Amidst the few people of note not at the fête was Lady Adela. She had kept to her determination not to go near it. Mr. Cleveland had asked her, when setting out himself, whether she would not go with him just to have a peep at it, but she said she preferred to sit with Mary. She had heard the news, spoken openly by the Rector at the luncheon-table, that Sir Francis Netherleigh was not coming to it. And in Lady Mary's room she sat, pursuing her work.
But as the afternoon advanced, and its hours struck, one after the other, Adela grew weary and restless, needing a little fresh air. She put on her garden-hat and went out: not with any view of going near the gaiety, rather of keeping securely away from it. And little fear was there of her encountering any stragglers, for the feasting was just beginning, and no Englishman voluntarily walks away from that.
These later hours of the day, as the earlier ones had been, were warm and beautiful. Adela walked gently along, until she came to Court Netherleigh. A sudden impulse prompted her to enter the grounds. She had never yet done so during these months of sojourn, had always driven back the almost irrepressible yearning. Surely there would be no harm in entering now: she did want to see the place once more before quitting Netherleigh and civilized life for ever. No one would see her. She was perfectly secure from interruption by Sir Francis—and from all other people besides, the world and his wife having gone a-gadding.
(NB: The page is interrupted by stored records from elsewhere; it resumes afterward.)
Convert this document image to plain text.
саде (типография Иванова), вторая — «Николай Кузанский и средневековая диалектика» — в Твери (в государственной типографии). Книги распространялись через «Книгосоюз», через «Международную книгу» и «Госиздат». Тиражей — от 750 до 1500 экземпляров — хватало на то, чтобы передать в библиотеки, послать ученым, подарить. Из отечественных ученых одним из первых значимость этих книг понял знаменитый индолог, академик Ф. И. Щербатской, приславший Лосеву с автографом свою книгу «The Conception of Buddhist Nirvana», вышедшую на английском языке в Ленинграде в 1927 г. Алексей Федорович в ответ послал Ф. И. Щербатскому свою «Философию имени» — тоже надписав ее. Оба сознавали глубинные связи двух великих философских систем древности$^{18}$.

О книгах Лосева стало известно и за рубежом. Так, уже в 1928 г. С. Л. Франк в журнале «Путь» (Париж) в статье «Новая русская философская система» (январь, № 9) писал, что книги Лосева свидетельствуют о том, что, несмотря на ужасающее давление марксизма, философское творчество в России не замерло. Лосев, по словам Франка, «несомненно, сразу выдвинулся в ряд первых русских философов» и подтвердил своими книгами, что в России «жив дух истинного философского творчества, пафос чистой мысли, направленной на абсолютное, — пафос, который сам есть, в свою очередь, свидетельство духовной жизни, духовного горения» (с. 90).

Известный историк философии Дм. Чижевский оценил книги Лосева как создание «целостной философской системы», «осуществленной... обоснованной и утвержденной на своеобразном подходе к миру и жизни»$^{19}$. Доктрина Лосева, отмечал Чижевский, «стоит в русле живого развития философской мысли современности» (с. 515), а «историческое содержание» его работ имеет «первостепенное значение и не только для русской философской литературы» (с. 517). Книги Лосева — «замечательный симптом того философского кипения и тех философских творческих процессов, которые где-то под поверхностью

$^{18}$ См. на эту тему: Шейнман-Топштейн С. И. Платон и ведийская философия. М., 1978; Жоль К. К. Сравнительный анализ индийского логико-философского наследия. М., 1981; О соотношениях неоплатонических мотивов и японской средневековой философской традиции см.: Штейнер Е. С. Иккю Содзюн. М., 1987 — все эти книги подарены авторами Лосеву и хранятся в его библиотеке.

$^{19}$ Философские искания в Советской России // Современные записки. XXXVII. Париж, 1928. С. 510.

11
Not by the lodge-gates and the avenue did she enter; but by a little gate, higher up the road, that she had gone in and out of so often in the time of Aunt Margery. Drawing near to the house, she sat down under a group of trees in view of the favourite apartment that used to be called Miss Margery's parlour, the glass-doors of which were standing open. Cool and gentle she looked as she sat there; she wore the same simple muslin gown that she had worn in the morning. Unfastening the strings of her straw hat, she pushed it somewhat back from her delicate face, and sat on, thinking of the past.